Abstract
Arabidopsis (Arabidopsis thaliana) hexokinase-like1 (HKL1) lacks Glc phosphorylation
activity and has been shown to act as a negative regulator of plant growth. Interestingly,
the protein has a largely conserved Glc binding domain and protein overexpression was
shown previously to promote seedling tolerance to exogenous 6% (w/v) Glc. Since these
phenotypes occur independently of cellular Glc signaling activities, we have tested
whether HKL1 might promote crosstalk between the normal antagonists Glc and
ethylene. We show that repression by 1-aminocyclopropane-1-carboxylic acid (ACC) of
the Glc-dependent developmental arrest of wild-type Arabidopsis seedlings requires the
HKL1 protein. We also describe an unusual root hair phenotype associated with growth
on high Glc media that occurs prominently in HKL1 overexpression lines and in gin2-1, a
null mutant of hexokinase1 (HXK1). Seedlings of these lines produce bulbous root hairs
with an enlarged base, after transfer from agar plates with normal media to plates with
6% Glc. Seedling transfer to plates with 2% Glc plus ACC mimics the high Glc affect in
the HKL1 overexpression line, but not in gin2-1. A similar ACC-stimulated, bulbous
root hair phenotype also was observed in wild-type seedlings transferred to plates with
9% Glc.
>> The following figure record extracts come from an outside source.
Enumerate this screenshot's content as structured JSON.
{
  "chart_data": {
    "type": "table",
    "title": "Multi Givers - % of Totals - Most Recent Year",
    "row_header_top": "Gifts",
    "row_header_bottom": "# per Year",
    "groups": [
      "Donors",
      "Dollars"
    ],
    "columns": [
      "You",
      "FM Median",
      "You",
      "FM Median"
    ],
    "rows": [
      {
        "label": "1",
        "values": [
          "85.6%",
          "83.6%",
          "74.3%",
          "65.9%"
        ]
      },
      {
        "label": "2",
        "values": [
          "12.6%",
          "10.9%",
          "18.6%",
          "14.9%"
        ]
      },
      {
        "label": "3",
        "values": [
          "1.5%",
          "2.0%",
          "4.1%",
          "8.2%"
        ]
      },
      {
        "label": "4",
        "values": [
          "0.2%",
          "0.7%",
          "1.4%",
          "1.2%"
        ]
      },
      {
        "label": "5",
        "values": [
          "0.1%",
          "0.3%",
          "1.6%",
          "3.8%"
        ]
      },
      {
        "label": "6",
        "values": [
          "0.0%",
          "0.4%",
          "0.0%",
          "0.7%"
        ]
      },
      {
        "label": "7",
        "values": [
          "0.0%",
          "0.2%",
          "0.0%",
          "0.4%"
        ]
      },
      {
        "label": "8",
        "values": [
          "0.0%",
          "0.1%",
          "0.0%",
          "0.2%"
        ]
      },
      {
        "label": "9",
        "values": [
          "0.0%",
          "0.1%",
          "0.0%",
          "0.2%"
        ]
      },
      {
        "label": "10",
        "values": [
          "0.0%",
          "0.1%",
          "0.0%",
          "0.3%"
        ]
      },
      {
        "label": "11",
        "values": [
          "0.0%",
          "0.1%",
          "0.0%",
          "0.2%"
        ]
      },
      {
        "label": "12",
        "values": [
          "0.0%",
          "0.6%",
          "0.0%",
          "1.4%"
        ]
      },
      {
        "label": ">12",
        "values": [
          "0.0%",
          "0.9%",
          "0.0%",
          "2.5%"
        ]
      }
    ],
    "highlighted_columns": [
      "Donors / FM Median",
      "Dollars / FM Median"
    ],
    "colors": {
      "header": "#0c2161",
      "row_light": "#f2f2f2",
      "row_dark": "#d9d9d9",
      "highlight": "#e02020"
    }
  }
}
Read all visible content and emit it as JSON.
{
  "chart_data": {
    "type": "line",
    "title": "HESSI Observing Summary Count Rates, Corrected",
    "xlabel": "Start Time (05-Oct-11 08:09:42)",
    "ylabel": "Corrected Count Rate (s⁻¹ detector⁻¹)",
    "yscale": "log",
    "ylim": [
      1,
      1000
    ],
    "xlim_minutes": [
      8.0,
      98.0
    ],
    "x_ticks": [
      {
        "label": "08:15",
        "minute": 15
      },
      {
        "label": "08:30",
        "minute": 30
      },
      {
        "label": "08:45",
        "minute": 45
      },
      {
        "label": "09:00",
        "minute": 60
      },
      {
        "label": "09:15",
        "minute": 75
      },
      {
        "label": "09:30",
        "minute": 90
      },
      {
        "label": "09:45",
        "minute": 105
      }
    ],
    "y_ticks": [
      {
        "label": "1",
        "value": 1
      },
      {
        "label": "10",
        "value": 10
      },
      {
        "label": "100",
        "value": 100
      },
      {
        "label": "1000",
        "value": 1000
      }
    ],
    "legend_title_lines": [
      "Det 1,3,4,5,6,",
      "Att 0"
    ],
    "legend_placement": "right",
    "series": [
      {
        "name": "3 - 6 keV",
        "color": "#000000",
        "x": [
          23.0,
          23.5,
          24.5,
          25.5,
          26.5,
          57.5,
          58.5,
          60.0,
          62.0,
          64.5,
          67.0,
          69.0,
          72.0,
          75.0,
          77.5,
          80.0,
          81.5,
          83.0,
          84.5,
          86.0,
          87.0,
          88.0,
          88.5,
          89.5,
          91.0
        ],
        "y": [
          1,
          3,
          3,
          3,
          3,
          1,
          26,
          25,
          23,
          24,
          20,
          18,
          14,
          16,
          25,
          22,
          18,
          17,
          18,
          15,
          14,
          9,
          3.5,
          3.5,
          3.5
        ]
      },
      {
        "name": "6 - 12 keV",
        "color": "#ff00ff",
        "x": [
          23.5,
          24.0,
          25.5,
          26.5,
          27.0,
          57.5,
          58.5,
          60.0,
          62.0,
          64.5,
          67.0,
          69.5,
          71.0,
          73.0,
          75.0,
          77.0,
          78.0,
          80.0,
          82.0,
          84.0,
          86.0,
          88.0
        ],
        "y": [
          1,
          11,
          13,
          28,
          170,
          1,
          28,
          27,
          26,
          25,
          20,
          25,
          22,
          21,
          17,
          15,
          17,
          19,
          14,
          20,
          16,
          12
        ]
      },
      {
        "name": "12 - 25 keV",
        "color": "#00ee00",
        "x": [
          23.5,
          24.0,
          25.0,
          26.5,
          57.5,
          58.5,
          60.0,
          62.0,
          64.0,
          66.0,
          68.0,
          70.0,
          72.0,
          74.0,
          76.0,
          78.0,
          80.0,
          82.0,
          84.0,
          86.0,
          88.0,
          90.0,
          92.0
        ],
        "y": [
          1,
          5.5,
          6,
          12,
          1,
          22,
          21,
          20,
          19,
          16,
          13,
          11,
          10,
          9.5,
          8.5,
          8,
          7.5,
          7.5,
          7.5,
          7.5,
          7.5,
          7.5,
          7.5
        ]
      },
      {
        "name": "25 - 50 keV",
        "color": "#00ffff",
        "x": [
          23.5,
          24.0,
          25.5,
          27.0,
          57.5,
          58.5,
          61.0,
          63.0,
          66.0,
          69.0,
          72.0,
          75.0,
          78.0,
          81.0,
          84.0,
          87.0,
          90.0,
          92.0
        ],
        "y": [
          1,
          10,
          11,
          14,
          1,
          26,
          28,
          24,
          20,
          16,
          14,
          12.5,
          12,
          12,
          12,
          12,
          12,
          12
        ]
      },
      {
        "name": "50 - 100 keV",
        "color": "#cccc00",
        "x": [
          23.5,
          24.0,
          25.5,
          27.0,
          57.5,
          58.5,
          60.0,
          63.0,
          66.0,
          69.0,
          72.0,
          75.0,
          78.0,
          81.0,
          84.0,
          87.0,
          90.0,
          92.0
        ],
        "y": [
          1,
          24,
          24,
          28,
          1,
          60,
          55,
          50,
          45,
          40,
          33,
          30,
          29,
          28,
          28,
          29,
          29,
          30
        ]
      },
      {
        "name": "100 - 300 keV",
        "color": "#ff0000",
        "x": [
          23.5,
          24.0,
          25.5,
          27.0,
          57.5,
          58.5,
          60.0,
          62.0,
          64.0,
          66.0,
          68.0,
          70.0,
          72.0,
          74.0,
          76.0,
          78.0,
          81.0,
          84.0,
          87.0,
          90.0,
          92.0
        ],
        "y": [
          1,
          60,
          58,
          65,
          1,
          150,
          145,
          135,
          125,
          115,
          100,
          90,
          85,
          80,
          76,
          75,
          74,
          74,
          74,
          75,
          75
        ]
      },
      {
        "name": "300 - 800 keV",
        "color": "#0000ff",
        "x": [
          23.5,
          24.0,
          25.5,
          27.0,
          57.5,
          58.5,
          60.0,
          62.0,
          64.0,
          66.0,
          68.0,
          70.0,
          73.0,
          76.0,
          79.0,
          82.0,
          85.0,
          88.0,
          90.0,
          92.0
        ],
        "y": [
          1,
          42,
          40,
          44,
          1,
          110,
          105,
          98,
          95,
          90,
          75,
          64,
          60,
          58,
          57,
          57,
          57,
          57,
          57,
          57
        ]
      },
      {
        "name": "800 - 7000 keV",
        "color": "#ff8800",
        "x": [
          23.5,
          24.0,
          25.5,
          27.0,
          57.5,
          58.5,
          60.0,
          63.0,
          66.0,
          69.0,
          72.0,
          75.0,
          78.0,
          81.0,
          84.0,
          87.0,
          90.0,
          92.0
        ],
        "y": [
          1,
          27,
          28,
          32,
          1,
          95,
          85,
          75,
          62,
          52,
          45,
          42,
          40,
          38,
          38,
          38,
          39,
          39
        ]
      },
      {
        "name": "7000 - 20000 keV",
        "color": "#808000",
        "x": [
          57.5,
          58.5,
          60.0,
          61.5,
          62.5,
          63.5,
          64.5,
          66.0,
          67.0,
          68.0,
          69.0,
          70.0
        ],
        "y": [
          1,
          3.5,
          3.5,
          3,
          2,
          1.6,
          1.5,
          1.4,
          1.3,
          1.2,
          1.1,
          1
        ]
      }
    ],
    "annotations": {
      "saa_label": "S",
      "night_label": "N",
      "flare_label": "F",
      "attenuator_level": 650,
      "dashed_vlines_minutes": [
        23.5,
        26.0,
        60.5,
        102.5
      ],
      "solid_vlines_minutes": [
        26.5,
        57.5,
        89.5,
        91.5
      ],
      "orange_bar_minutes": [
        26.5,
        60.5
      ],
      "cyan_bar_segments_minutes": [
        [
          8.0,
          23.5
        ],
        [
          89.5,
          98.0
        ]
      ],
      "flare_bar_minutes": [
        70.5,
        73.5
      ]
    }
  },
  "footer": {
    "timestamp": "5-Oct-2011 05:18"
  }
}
From transcript expression analyses, we found that HKL1 and HXK1 have
differential roles in Glc-dependent repression of some ethylene biosynthesis genes. Since
we show by co-immunoprecipitation assays that HKL1 and HXK1 can interact, these two
proteins likely form a critical node in Glc signaling that mediates overlapping, but also
distinct cellular responses to Glc and ethylene treatments.